Il punto di partenza del nostro paese non è certamente da buttare. Nel corso degli ultimi anni con il Decreto Start-Up (2012) ed il Piano Nazionale Industria 4.0 (2016) si sono sicuramente compiuti dei passi in avanti. È stato creato un ambiente più favorevole per piccole e innovative start-up ed e stato fornita una vasta gamma di misure volte a promuovere gli investimenti nell’innovazione e maggiore digitalizzazione dei processi industriali.
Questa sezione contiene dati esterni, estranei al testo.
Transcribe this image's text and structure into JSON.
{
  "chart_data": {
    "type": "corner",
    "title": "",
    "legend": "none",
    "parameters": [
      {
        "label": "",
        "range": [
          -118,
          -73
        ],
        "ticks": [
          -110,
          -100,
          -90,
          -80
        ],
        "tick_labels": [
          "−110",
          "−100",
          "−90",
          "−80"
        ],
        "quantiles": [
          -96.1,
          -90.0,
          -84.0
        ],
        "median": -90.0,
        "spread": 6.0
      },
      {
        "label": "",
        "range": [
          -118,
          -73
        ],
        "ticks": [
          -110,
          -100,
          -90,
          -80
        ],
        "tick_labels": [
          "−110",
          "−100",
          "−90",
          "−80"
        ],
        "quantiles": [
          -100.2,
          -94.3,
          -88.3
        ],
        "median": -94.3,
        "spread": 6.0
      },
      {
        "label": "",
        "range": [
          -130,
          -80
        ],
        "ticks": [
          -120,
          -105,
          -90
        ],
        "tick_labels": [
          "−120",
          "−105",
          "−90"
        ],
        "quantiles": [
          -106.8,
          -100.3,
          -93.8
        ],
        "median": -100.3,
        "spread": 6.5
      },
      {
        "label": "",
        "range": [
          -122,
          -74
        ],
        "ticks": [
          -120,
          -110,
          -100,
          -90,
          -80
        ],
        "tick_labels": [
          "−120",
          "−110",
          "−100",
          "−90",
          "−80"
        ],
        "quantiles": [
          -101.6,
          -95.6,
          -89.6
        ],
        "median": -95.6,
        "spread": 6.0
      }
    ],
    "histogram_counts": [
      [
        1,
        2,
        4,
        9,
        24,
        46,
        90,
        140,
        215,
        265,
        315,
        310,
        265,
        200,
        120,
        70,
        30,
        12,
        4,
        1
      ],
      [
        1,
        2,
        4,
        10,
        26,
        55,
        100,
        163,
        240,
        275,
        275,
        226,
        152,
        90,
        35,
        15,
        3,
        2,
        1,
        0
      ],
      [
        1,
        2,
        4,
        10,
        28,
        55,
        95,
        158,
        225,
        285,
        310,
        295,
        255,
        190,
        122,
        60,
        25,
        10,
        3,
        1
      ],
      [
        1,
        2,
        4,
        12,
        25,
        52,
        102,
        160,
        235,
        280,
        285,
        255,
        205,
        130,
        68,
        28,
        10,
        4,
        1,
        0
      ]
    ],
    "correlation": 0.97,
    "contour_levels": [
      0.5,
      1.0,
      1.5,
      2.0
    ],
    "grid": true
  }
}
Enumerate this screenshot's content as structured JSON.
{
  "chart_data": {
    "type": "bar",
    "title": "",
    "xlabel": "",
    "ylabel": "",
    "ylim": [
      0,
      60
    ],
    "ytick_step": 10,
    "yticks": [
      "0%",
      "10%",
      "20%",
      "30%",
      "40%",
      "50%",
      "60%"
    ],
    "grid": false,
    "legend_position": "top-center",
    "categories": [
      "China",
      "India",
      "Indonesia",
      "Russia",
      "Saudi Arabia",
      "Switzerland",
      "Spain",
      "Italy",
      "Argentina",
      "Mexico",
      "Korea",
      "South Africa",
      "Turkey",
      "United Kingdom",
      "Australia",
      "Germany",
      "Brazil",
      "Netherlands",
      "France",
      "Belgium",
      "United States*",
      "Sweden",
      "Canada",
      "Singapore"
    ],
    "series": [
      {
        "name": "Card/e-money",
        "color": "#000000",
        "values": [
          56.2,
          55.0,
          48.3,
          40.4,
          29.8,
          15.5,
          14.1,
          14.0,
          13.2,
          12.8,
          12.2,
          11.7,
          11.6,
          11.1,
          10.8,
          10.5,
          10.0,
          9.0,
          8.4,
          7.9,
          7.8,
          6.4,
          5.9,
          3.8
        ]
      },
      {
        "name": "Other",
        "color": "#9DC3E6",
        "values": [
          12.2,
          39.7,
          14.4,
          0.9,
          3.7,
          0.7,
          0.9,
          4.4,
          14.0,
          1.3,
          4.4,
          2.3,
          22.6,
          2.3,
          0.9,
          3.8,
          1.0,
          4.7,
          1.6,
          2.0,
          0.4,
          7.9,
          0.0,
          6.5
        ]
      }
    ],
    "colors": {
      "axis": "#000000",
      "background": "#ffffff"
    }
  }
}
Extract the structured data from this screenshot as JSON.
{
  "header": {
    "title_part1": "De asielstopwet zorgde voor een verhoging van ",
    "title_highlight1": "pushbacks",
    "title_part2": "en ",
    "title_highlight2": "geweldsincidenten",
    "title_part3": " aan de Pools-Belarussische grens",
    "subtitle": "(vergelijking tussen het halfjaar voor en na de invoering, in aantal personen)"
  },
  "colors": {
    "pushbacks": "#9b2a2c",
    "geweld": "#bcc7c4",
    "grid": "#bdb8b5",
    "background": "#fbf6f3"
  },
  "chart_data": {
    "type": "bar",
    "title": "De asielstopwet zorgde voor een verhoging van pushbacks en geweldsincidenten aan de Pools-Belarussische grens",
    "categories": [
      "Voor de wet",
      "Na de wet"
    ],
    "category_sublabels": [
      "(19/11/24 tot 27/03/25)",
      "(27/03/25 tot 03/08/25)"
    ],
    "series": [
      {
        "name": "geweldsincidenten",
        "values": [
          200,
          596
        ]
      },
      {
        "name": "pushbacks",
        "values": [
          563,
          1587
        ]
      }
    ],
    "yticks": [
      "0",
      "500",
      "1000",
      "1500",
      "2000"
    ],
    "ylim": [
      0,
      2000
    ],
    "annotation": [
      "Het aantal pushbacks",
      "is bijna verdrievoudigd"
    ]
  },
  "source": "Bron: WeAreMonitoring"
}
Secondo una valutazione del 2018 dell’OCSE, l’entità stimata degli effetti sulle start-up è considerevole. Le imprese che hanno beneficiato da queste misure hanno conseguito maggiori ricavi e valore aggiunto per i loro beni tra il 10% e 15% in più rispetto a start-up simili che non avevano aderito alle misure. Allo stesso modo, a seguito del piano Industria 4.0, gli investimenti privati ​​sono aumentati da 80 miliardi di euro a 90 miliardi di euro tra il 2017 e 2018, con un aumento previsto di 11,3 miliardi di euro nel periodo dal 2017 al 2020 in termini delle spese private di ricerca e sviluppo e innovazione incentrate sulle tecnologie Industry 4.0.

DOVE MIGLIORARE

Il nostro paese può sicuramente fare di più nel supportare il processo di crescita e sviluppo dell’innovazione.  Queste le macro-aree di rilevanza strategica che necessitano gli interventi più immediati:

1) Coordinare la politica di innovazione. La frammentazione dell’architettura governativa nazionale ha effetti diretti e tangibili anche sulle politiche per l’innovazione. La spesa pubblica per la ricerca e lo sviluppo, già significativamente più bassa rispetto ad altri paesi europei e del G20, viene gestita da un numero esorbitante di istituzioni senza un sistema strutturato di coordinamento e valutazione. L’ufficio del primo ministro dovrebbe essere più attivo nella coordinazione della strategia attraverso un consiglio d’innovazione e nella creazione di un’unità speciale incaricata alla valutazione ex-ante ed ex-post delle politiche per l’innovazione;

2) Protezione della Proprietà Intellettuale e dei Dati. Bisogna continuare ad investire in protezione della proprietà intellettuale. È difficile promuovere l’innovazione senza proteggere le idee. Serve una protezione efficace di dati e della privacy. Per esempio, non è una sorpresa assistere ad un crollo degli investimenti in ricerca e sviluppo in paesi dove i governi hanno introdotto (o stanno prendendo in considerazione) l’introduzione di licenze obbligatorie che costringerebbero le imprese a divulgare dati sensibili dietro i loro prodotti innovativi.

3) Migliorare il processo di trasferimento tecnologico. Nonostante l’ottimo livello di ricerca accademica del nostro paese, l’Italia ha prestazioni relativamente basse in termini di domande di brevetti presentate e conseguite. Nel 2016, l’Italia si è classificata all’11° posto nel mondo con appena 31.091 domande a discapito delle 176.693 domande tedesche e 71.276 domande francesi.  Bisogna introdurre incentivi per le nostre PMI invitandole ad investire in R&D e rafforzare il rapporto tra università e settore privato. Solo così si potrà generare il know-how necessario per accelerare il processo di trasferimento tecnologico.

4) Attrarre il talento dall’estero.  Il nostro paese ha sofferto di un crescente problema di fuga di cervelli, ma non è stato in grado di mitigare il problema con flussi significativi e direttamente proporzionali di persone di talento da paesi esteri. Le misure introdotte negli ultimi anni, come il programma di visti per start-up tecnologiche extra-UE (Start- Up Act 2012) e il regime fiscale agevolato per le persone straniere che decidono di spostare la loro residenza fiscale in Italia (Legge Finanziaria 2017), non sono finora riuscite ad attrarre un numero significativo di beneficiari esteri.  La burocrazia e il linguaggio rappresentano ostacoli prominenti per studenti stranieri e lavoratori qualificati nei corsi accademici e nei luoghi di lavoro, e anche nella vita quotidiana. L’adozione dell’inglese dovrebbe essere più molto diffuso, specialmente nei programmi accademici ma anche come lingua di lavoro principale (o almeno alla pari con l’italiano) nelle grandi organizzazioni.

Le sfide e le difficoltà da superare per rinvigorire le politiche dell’innovazione sono numerose e complesse. Seguendo queste indicazioni si potrebbe però invertire la rotta. L’innovazione deve essere un punto di partenza. Non solo di arrivo.